A faulty or malicious upstream skill update could change multiple installed skills and affect future agent behavior before the user reviews every change.

Why it was flagged

The documented workflow can apply updates across all installed skills, not just a single user-selected skill, so a bad or unsafe update can propagate across the local agent environment.

Skill content
# 1. Check all installed skills for updates
...
- Apply safe changes automatically
- Flag conflicts for manual review
Recommendation

Make dry-run the default, require explicit approval per skill and per file, and strongly prefer updating one selected slug at a time.

What this means

An update to SKILL.md, README.md, skill.json, or config.json could alter a skill's instructions or behavior without meaningful review.

Why it was flagged

In OpenClaw skills, Markdown and JSON files can contain agent instructions, metadata, configuration, and permissions; treating them as automatically safe can persistently change what future agents read and follow.

Skill content
if rel_path.endswith(('.md', '.txt', '.json')):
    # Documentation and configs are usually safe
    safe_files.append({
Recommendation

Do not auto-apply instruction-bearing files such as SKILL.md, README.md, skill.json, or config files; require manual diff review for those files.

What this means

A malformed or malicious skill slug could potentially run commands with the user's local permissions.

Why it was flagged

The script runs shell commands built from interpolated slug values.
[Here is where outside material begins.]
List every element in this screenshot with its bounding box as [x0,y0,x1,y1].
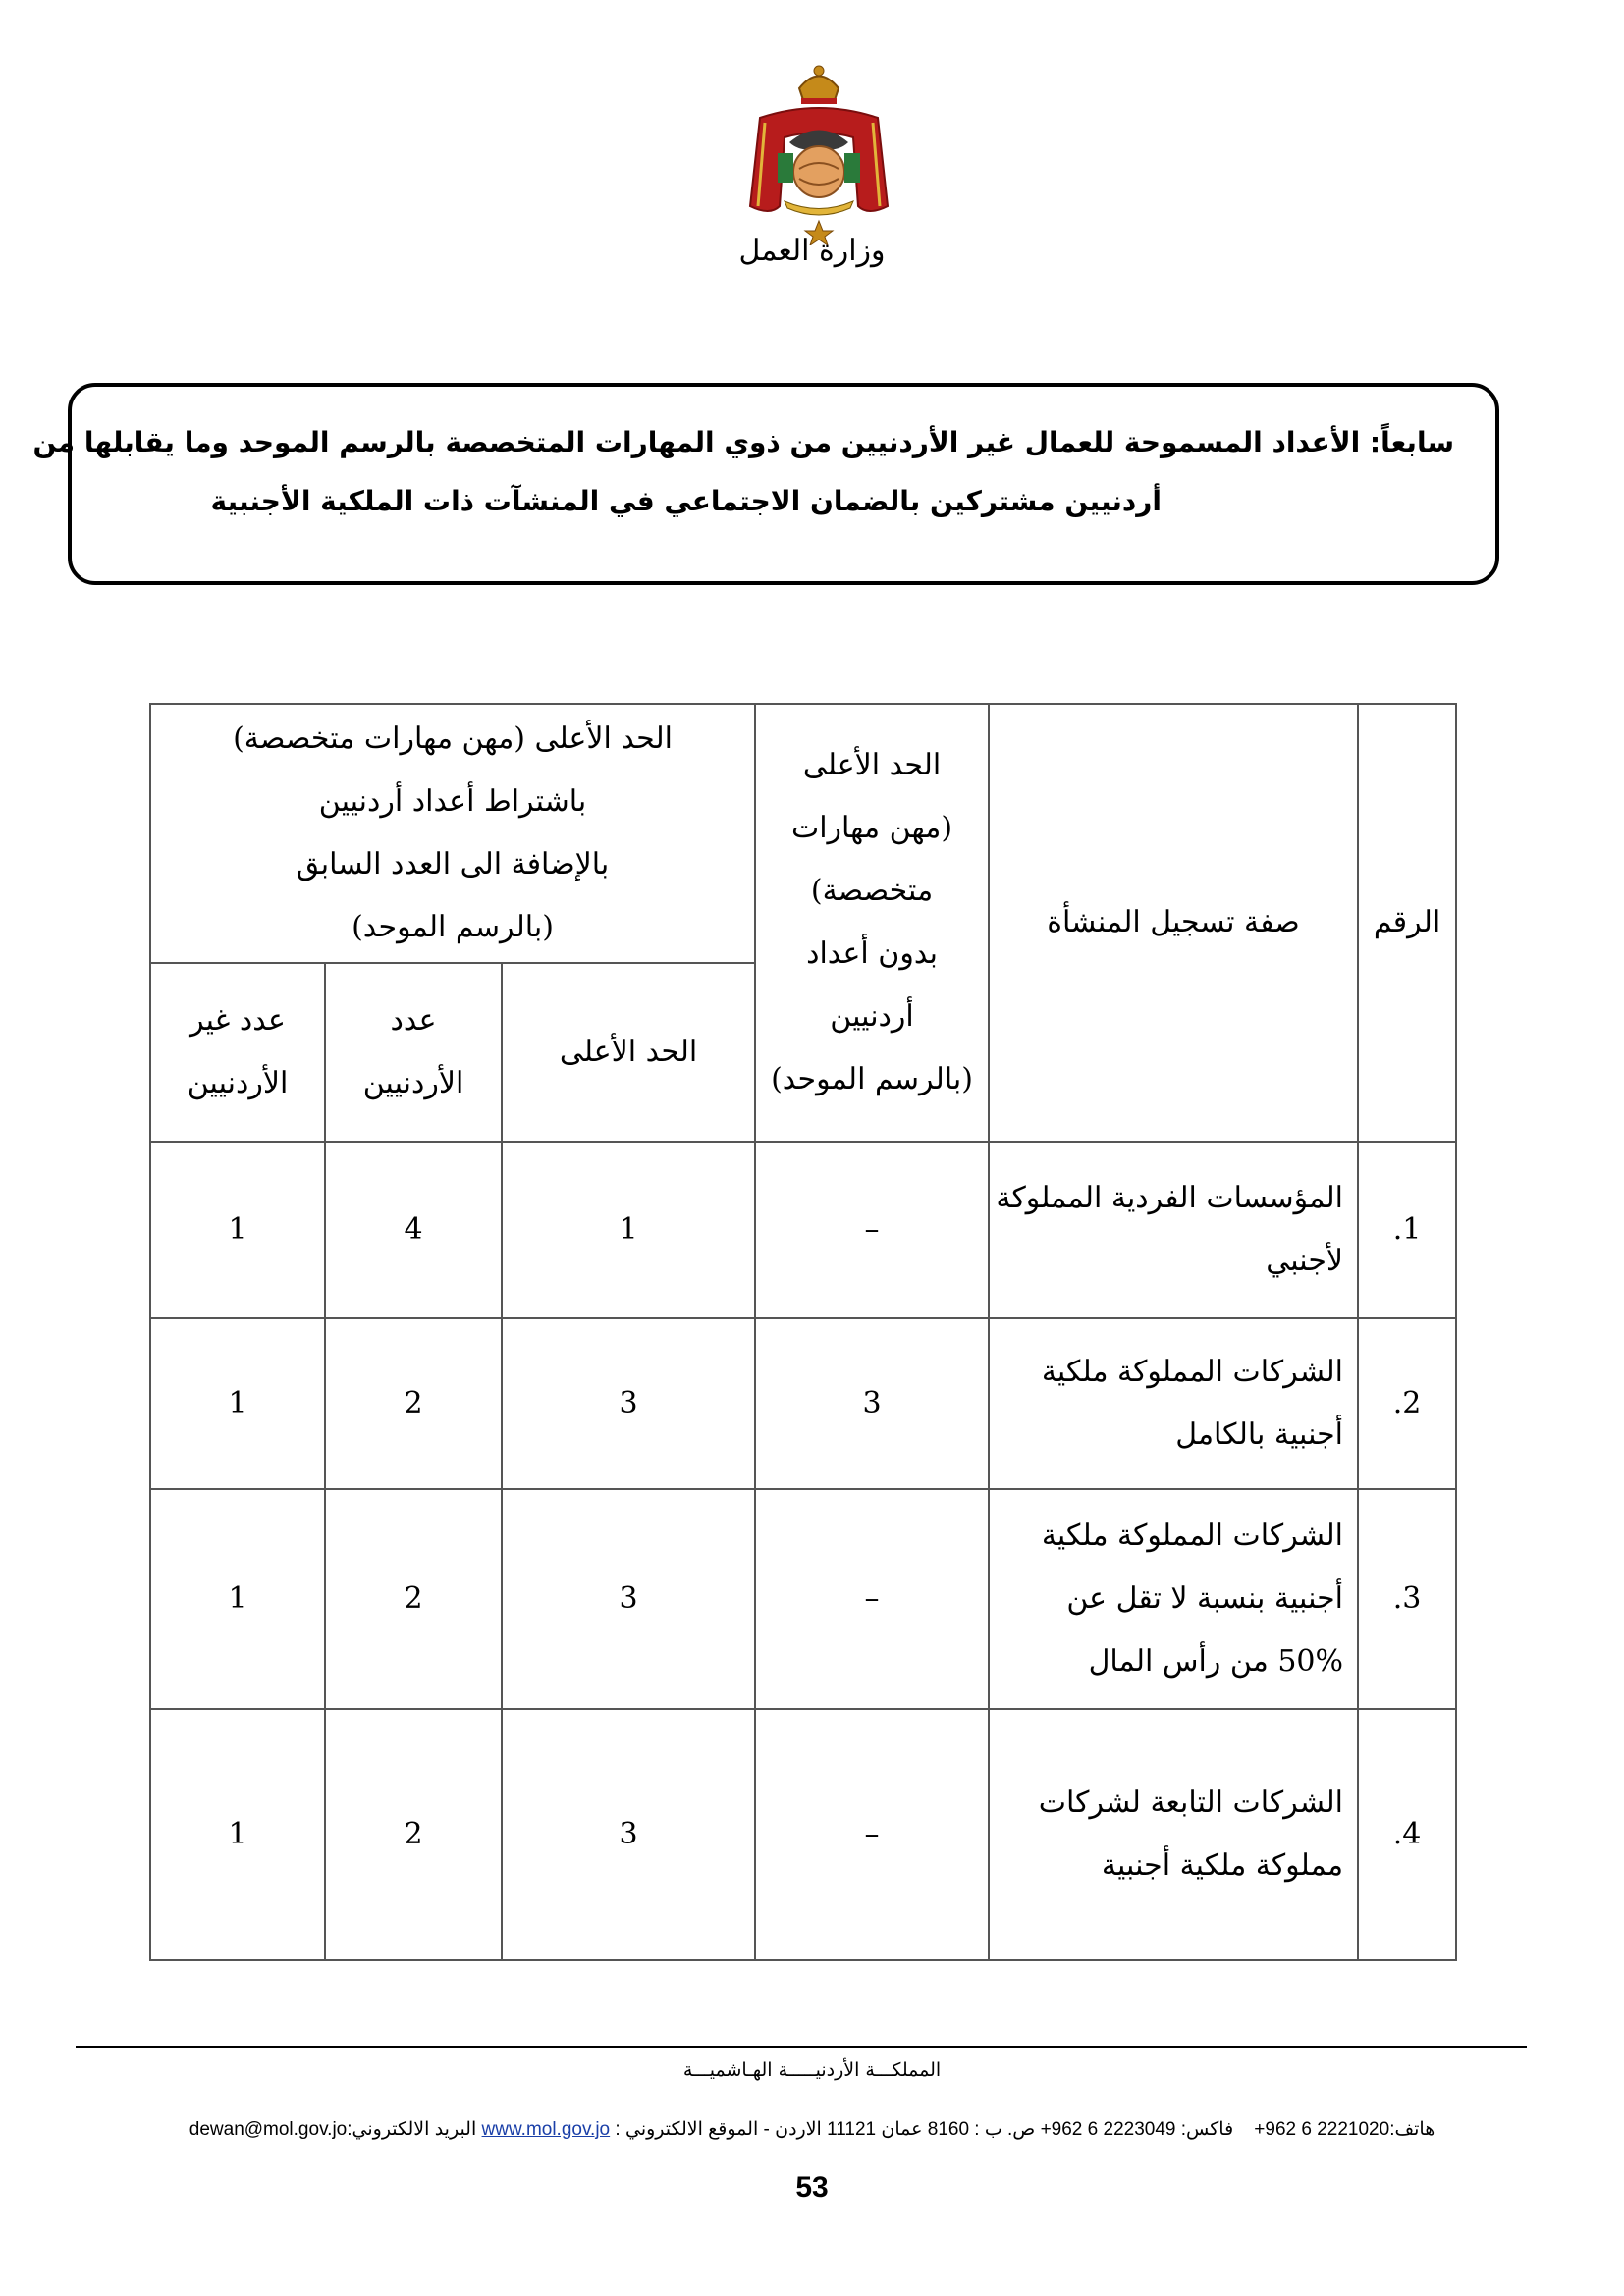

If a slug or argument contains shell metacharacters, this pattern can execute unintended local commands.

Skill content
result = subprocess.run(
    cmd,
    shell=True,
...
success, output = self.run_command(f"clawhub inspect {slug}")
Recommendation

Use subprocess.run with an argument list and shell=False, and validate slugs against a strict allowlist such as letters, numbers, dashes, and underscores.

What this means

Users may believe an easy rollback tool exists when it is not actually included in the reviewed artifacts.

Why it was flagged

The documentation promises a restore-backup.py rollback tool, but the provided file manifest does not include that file, weakening the stated safety and rollback story for an updater that mutates installed skills.

Skill content
# The skill installs:
# - smart-update.py (main updater script)
# - restore-backup.py (rollback tool)
# - config.json (configuration)
Recommendation

Include the rollback tool in the package or remove the claim and document a verified manual restore procedure.

What this means

Users or reviewers could over-trust the author's safety statement despite the updater's broad mutation authority.

Why it was flagged

The package includes a self-vetting report with strong safety claims and an explicit request to mark it safe; this is not runtime behavior, but it should not replace independent review.

Skill content
Security Status: ⚠️ SUSPICIOUS (False Positive)
...
Action requested: Change status from "Suspicious" to "Safe" after manual review.
Recommendation

Base the install decision on the actual code, scope, and update controls rather than the included self-assessment.